One of the most significant changes for psychedelic researchers was the introduction of the RCT. This approach relied on minimizing the variables under observation, holding steady any external factors that might introduce bias either to the subject or the researcher. Techniques included “blinding,” which meant not revealing who received an active dose, and comparing, meaning the streaming of some subjects into an active stream while others received a placebo or non-active substance.

Double-blinded experiments incorporated these designs with the added feature of including the researchers themselves in the blinding, such that they, too, are unaware of which subjects received the active doses. These efforts to minimize bias allowed researchers to more precisely measure the effects of psychoactive substances, including a check to any undue enthusiasm or skepticism from either the subjects or the researchers.

Psychedelics did not perform well using this relatively new method. Researchers and subjects alike complained that true psychedelic effects were so profound that they became readily detectable, and some subjects felt frustrated upon realizing that they had received the placebo. But perhaps even more important than the trial design itself, psychedelic researchers quickly recognized that the context of the trial, the environment or setting, was an important part of the experience.

Already in the 1950s, serious psychedelic researchers had introduced protocols for setting up trial rooms with appropriate features, including comfortable chairs and furniture, music, windows, photographs, artwork, and, importantly, empathetic observers. Including these features ran counter to the methodology of the RCT, which aimed at an austere minimization of variables considered extraneous.

Indeed, the RCT seemed to sever psychedelics from the other historical contexts that had cultivated practices that combined the drug with other features, like an intentional setting.

What’s next for the psychedelic renaissance?

Today’s psychedelic renaissance revives some of these past features and to date, has been largely driven by biomedical influences over the other cultural and spiritual aspects.
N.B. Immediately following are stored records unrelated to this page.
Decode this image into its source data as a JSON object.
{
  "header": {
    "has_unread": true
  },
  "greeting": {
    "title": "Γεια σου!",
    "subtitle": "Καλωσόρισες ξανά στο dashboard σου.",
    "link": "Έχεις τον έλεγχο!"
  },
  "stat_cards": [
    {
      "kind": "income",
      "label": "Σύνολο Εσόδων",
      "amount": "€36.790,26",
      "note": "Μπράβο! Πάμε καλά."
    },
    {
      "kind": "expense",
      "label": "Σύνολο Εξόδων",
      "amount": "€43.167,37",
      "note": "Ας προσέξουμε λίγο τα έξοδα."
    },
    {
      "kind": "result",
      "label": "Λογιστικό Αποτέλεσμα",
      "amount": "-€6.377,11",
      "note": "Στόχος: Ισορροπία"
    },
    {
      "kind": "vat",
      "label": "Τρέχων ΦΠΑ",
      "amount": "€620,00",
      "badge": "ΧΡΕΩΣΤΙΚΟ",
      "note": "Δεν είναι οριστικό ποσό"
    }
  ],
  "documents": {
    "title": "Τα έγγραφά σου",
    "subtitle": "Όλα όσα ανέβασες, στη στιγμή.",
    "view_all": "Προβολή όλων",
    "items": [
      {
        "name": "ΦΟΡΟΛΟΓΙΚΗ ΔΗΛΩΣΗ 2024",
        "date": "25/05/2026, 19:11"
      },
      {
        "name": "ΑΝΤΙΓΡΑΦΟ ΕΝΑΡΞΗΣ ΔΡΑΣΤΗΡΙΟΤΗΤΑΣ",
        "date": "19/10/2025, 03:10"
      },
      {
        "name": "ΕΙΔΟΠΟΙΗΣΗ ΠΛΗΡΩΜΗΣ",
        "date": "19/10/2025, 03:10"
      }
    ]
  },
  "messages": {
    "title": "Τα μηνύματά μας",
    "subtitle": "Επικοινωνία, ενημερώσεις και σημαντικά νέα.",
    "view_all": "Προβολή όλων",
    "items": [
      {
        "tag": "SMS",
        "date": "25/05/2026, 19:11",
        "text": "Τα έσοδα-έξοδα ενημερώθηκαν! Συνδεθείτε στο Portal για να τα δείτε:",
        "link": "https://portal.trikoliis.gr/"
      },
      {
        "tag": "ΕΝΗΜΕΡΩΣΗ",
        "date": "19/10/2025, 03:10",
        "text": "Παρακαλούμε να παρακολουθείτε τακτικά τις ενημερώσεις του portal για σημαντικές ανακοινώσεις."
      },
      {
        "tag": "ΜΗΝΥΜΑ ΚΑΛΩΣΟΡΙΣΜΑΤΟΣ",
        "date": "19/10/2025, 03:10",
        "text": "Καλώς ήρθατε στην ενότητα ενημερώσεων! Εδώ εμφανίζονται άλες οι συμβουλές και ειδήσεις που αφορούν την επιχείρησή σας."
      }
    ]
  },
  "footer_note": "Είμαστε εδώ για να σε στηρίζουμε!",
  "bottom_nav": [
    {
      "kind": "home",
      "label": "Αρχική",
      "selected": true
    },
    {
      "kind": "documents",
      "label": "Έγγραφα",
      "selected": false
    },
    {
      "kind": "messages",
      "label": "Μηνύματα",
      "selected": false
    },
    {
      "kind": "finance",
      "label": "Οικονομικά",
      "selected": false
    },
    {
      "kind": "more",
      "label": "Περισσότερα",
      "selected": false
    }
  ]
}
Assessing psychedelics in RCTs might generate safety profiles and move psychedelics into the medical marketplace, but the cultural and spiritual components do not fit as neatly into that evaluative structure.

Historical trends suggest that despite legal and scientific recommendations, psychedelics cannot be confined to this domain alone. It is less clear how to harness the momentum from these other approaches in order to promote psychedelic harm reduction. Yet it seems evident that psychedelics alone are not a magic bullet and will not fix a looming mental health crisis or work for everyone.

Confining psychedelics to a medical container, both in terms of research and regulation, may appear on the surface as an effective way to promote safe and limited use.

But medicalizing psychedelics may also introduce unnecessary risks. Looking beyond the clinical trials may permit a deeper appreciation of what motivates people to seek out psychedelic experiences in the first place. And working across disciplines and cultures might allow us to learn from non-medical traditions that have cultivated relationships with psychedelics with their own valid assessments of harms and risks.